Additionally, $14.6 million was secured for a new missile maintenance facility at Malmstrom, along with a guarantee that the Red Horse Squadron will serve there for years to come.

“As Montana’s senator I take all of my responsibilities seriously, but the responsibility we have to our troops is sacred. I am proud to have passed this bipartisan piece of legislation,” Tester stated. “In Montana we have the 2nd highest per capita population of veterans, a statistic that we are all proud of.”

Both the House of Representatives and the Senate also passed Tester’s Barn Card Technology Act.

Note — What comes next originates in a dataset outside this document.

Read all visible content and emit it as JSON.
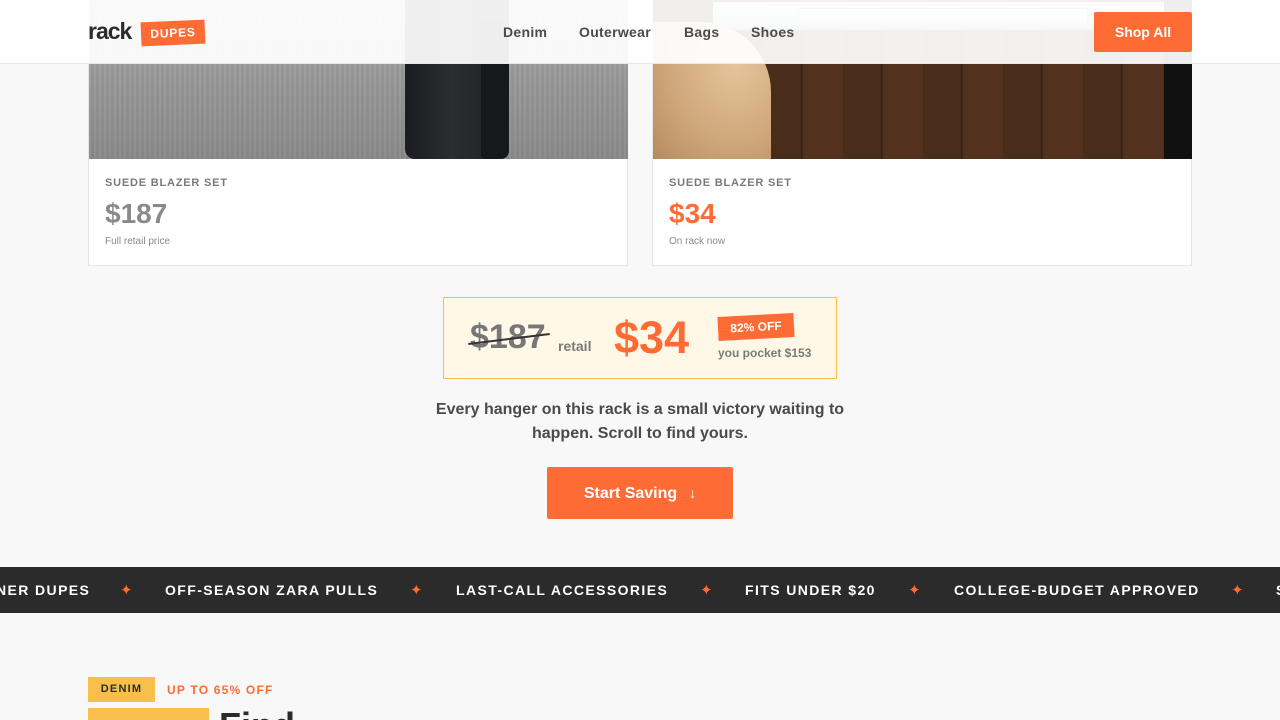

“With technology changing on the ranch it is time for our laws to reflect that. I heard it from ranchers from Willsall to Wibaux; the livestock auction laws in our country were antiquated and outdated. Farmers and ranchers already face enough obstacles trying to sell their product, they shouldn’t have to worry about not being able to ask ‘cash or credit?’,’’ Tester commented.

The Barn Card Technology Act is legislation that is intended to modernize the livestock auction industry. This will make it possible to purchase livestock using debit and credit cards, rather than the current law, which only allows payment via check and wire transfers.

“I was glad to get some work done even in a broken Washington D.C. We may not have fixed the Choice program or given the Supreme Court the Justices they need, but we delivered for our troops and veterans and made life easier for Montana farmers and ranchers,” he concluded.